The predictive model calculated probability of belonging to a particular class. A cutoff value was selected between 0 and 1, and if the calculated probability was over that threshold, the observation was assigned to the class. Overall excellent prediction accuracy of the multinomial model reached the value of AUC = 0.956 for lobe size, AUC = 0.9245 for Darwin tubercle, AUC = 0.915 for superior helix rolling and AUC = 0.8845 for superior helix rolling. The highest prediction accuracy of the model was obtained for posterior helix rolling AUC = 0.884, for crus helix expression AUC = 0.8611, for ear protrusion AUC = 0.853, for lobe attachment AUC = 0.852, for antitragus size AUC = 0.845 and for antihelix superior crus AUC = 0.8045. The reasonably good prediction accuracies were for antihelix folding AUC = 0.796 and tragus size = 0.7768 shown in Fig. 5.

Sensitivity is a proportion of true positive identified correctly. The highest sensitivity of the model was observed for medium lobe size (76.9%), free ear lobe (76.9%), absent antitragus (78.2%), large tragus (65.7%), under folded posterior helix rolling (76.25%), under folded superior helix rolling (61.75%), under folded antihelix folding (68.025%), extended antihelix superior crus (63.83%), absent Darwin tubercle (61.75%) and large crus helix (63.3%) individuals. The lowest sensitivity of the models was obtained for attached ear lobes (24.1%), average antitragus (19.4%), average tragus (37%), partial posterior helix rolling individuals (18.3%), partial folded superior helix rolling individuals (27.1%), medium crus helix (30.8%), average antihelix superior crus (33.7%), average Darwin tubercle individuals (27.1%), medium crus helix (30.8%) and medium protruding ear individuals (31.02%). Intermediate sensitivity was obtained for average attachment (56.8%), absent tragus (49.2%), over folded posterior helix (56.3%), over folded superior helix rolling (60.1%), over folded antihelix folding (57.3%), flat antihelix superior crus (53.38%), prominent Darwin tubercle (60.1%), small crus helix (56.8%) and flat ear (48.82%) individuals as shown in Table 3. The details are shown in the supplementary file Table S3.

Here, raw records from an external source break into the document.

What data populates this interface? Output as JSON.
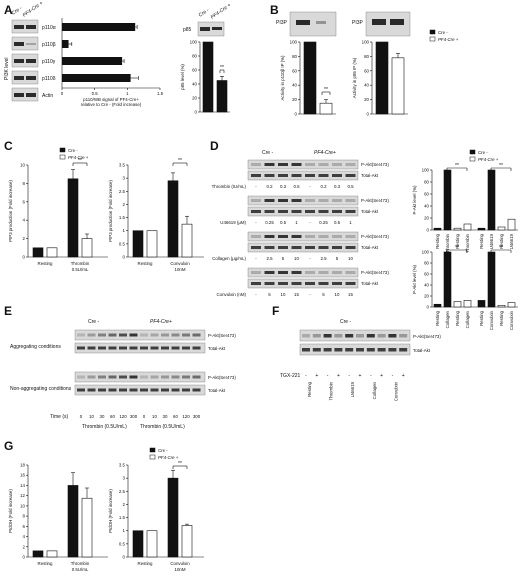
{
  "panels": {
    "A": {
      "letter": "A",
      "lane_labels": [
        "Cre -",
        "PF4-Cre +"
      ],
      "row_labels": [
        "p110α",
        "p110β",
        "p110γ",
        "p110δ",
        "Actin"
      ],
      "side_label": "PI3K level",
      "chart": {
        "type": "bar",
        "categories": [
          "p110α",
          "p110β",
          "p110γ",
          "p110δ"
        ],
        "values": [
          1.12,
          0.1,
          0.92,
          1.05
        ],
        "errors": [
          0.03,
          0.05,
          0.03,
          0.12
        ],
        "xlim": [
          0,
          1.5
        ],
        "xticks": [
          "0",
          "0.5",
          "1",
          "1.5"
        ],
        "xlabel": "p110/WB signal of PF4-Cre+ relative to Cre - (Fold increase)"
      },
      "p85": {
        "lane_labels": [
          "Cre -",
          "PF4-Cre +"
        ],
        "band_label": "p85",
        "ylabel": "p85 level (%)",
        "yticks": [
          "0",
          "20",
          "40",
          "60",
          "80",
          "100"
        ],
        "values": [
          100,
          45
        ],
        "errors": [
          0,
          6
        ],
        "sig": "**"
      }
    },
    "B": {
      "letter": "B",
      "blot_label": "PI3P",
      "chart1": {
        "ylabel": "Activity in p110β IP (%)",
        "values": [
          100,
          15
        ],
        "errors": [
          0,
          5
        ],
        "sig": "**",
        "yticks": [
          "0",
          "20",
          "40",
          "60",
          "80",
          "100"
        ]
      },
      "chart2": {
        "ylabel": "Activity in p85 IP (%)",
        "values": [
          100,
          78
        ],
        "errors": [
          0,
          6
        ],
        "yticks": [
          "0",
          "20",
          "40",
          "60",
          "80",
          "100"
        ]
      },
      "legend": [
        "Cre -",
        "PF4-Cre +"
      ]
    },
    "C": {
      "letter": "C",
      "legend": [
        "Cre -",
        "PF4-Cre +"
      ],
      "chart1": {
        "ylabel": "PIP3 production (Fold increase)",
        "yticks": [
          "0",
          "2",
          "4",
          "6",
          "8",
          "10"
        ],
        "categories": [
          "Resting",
          "Thrombin 0.5U/mL"
        ],
        "cre": [
          1,
          8.5
        ],
        "pf4": [
          1,
          2.0
        ],
        "cre_err": [
          0,
          1.0
        ],
        "pf4_err": [
          0,
          0.5
        ],
        "sig": "**"
      },
      "chart2": {
        "ylabel": "PIP3 production (Fold increase)",
        "yticks": [
          "0",
          "0.5",
          "1",
          "1.5",
          "2",
          "2.5",
          "3",
          "3.5"
        ],
        "categories": [
          "Resting",
          "Convulxin 10nM"
        ],
        "cre": [
          1,
          2.9
        ],
        "pf4": [
          1,
          1.25
        ],
        "cre_err": [
          0,
          0.3
        ],
        "pf4_err": [
          0,
          0.3
        ],
        "sig": "**"
      }
    },
    "D": {
      "letter": "D",
      "group_labels": [
        "Cre -",
        "PF4-Cre+"
      ],
      "band_labels": [
        "P-Akt(Ser473)",
        "Total-Akt"
      ],
      "rows": [
        {
          "agonist": "Thrombin (IU/mL)",
          "doses": [
            "-",
            "0.2",
            "0.3",
            "0.5",
            "-",
            "0.2",
            "0.3",
            "0.5"
          ]
        },
        {
          "agonist": "U46619 (μM)",
          "doses": [
            "-",
            "0.25",
            "0.5",
            "1",
            "-",
            "0.25",
            "0.5",
            "1"
          ]
        },
        {
          "agonist": "Collagen (μg/mL)",
          "doses": [
            "-",
            "2.5",
            "5",
            "10",
            "-",
            "2.5",
            "5",
            "10"
          ]
        },
        {
          "agonist": "Convulxin (nM)",
          "doses": [
            "-",
            "5",
            "10",
            "15",
            "-",
            "5",
            "10",
            "15"
          ]
        }
      ],
      "legend": [
        "Cre -",
        "PF4-Cre +"
      ],
      "chart1": {
        "ylabel": "P-Akt level (%)",
        "yticks": [
          "0",
          "20",
          "40",
          "60",
          "80",
          "100"
        ],
        "categories": [
          "Resting",
          "Thrombin",
          "Resting",
          "Thrombin",
          "Resting",
          "U46619",
          "Resting",
          "U46619"
        ],
        "values": [
          3,
          100,
          3,
          10,
          3,
          100,
          5,
          18
        ],
        "sigs": [
          "**",
          "**"
        ]
      },
      "chart2": {
        "ylabel": "P-Akt level (%)",
        "yticks": [
          "0",
          "20",
          "40",
          "60",
          "80",
          "100"
        ],
        "categories": [
          "Resting",
          "Collagen",
          "Resting",
          "Collagen",
          "Resting",
          "Convulxin",
          "Resting",
          "Convulxin"
        ],
        "values": [
          5,
          100,
          10,
          12,
          12,
          100,
          3,
          8
        ],
        "sigs": [
          "**",
          "**"
        ]
      }
    },
    "E": {
      "letter": "E",
      "group_labels": [
        "Cre -",
        "PF4-Cre+"
      ],
      "cond_labels": [
        "Aggregating conditions",
        "Non-aggregating conditions"
      ],
      "band_labels": [
        "P-Akt(Ser473)",
        "Total-Akt"
      ],
      "time_label": "Time (s)",
      "times": [
        "0",
        "10",
        "30",
        "60",
        "120",
        "300",
        "0",
        "10",
        "30",
        "60",
        "120",
        "300"
      ],
      "thrombin": [
        "Thrombin (0.5U/mL)",
        "Thrombin (0.5U/mL)"
      ]
    },
    "F": {
      "letter": "F",
      "group_label": "Cre -",
      "band_labels": [
        "P-Akt(Ser473)",
        "Total-Akt"
      ],
      "inhibitor": "TGX-221",
      "signs": [
        "-",
        "+",
        "-",
        "+",
        "-",
        "+",
        "-",
        "+",
        "-",
        "+"
      ],
      "agonists": [
        "Resting",
        "Thrombin",
        "U46619",
        "Collagen",
        "Convulxin"
      ]
    },
    "G": {
      "letter": "G",
      "legend": [
        "Cre -",
        "PF4-Cre +"
      ],
      "chart1": {
        "ylabel": "PtdOH (Fold increase)",
        "yticks": [
          "0",
          "2",
          "4",
          "6",
          "8",
          "10",
          "12",
          "14",
          "16",
          "18"
        ],
        "categories": [
          "Resting",
          "Thrombin 0.5U/mL"
        ],
        "cre": [
          1.2,
          14
        ],
        "pf4": [
          1.2,
          11.5
        ],
        "cre_err": [
          0,
          2.5
        ],
        "pf4_err": [
          0,
          2
        ]
      },
      "chart2": {
        "ylabel": "PtdOH (Fold increase)",
        "yticks": [
          "0",
          "0.5",
          "1",
          "1.5",
          "2",
          "2.5",
          "3",
          "3.5"
        ],
        "categories": [
          "Resting",
          "Convulxin 10nM"
        ],
        "cre": [
          1,
          3.0
        ],
        "pf4": [
          1,
          1.2
        ],
        "cre_err": [
          0,
          0.3
        ],
        "pf4_err": [
          0,
          0.05
        ],
        "sig": "**"
      }
    }
  }
}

However, on the contrary, the highest specificity large lobe size individuals (99.1%), attached ear lobes individuals (99.1%), average antitragus size (95.8%), average tragus size (89.65%), partial folded posterior helix rolling (96.8%,) partial folded superior helix rolling (93.725%) and partial folded antihelix folding prediction were recorded (95.7625%); average antihelix superior crus (91.01), average Darwin tubercle (93.73%) and medium crus helix were recorded (91.71%) and medium protrusion individuals (90.1%). Lowest specificity was observed for medium lobe size, 50.3% for free ear lobes, 51.6% for absent antitragus, 64.85% for large tragus, 50.2% for under folded posterior helix rolling, 61.375% for under folded superior helix rolling, 55.0875% for under folded antihelix folding, 67.28% for extended antihelix superior crus, 61.38% for absent Darwin tubercle, 65.92% for small crus helix expression and 66.97% for large protruding subjects as shown in Table 3.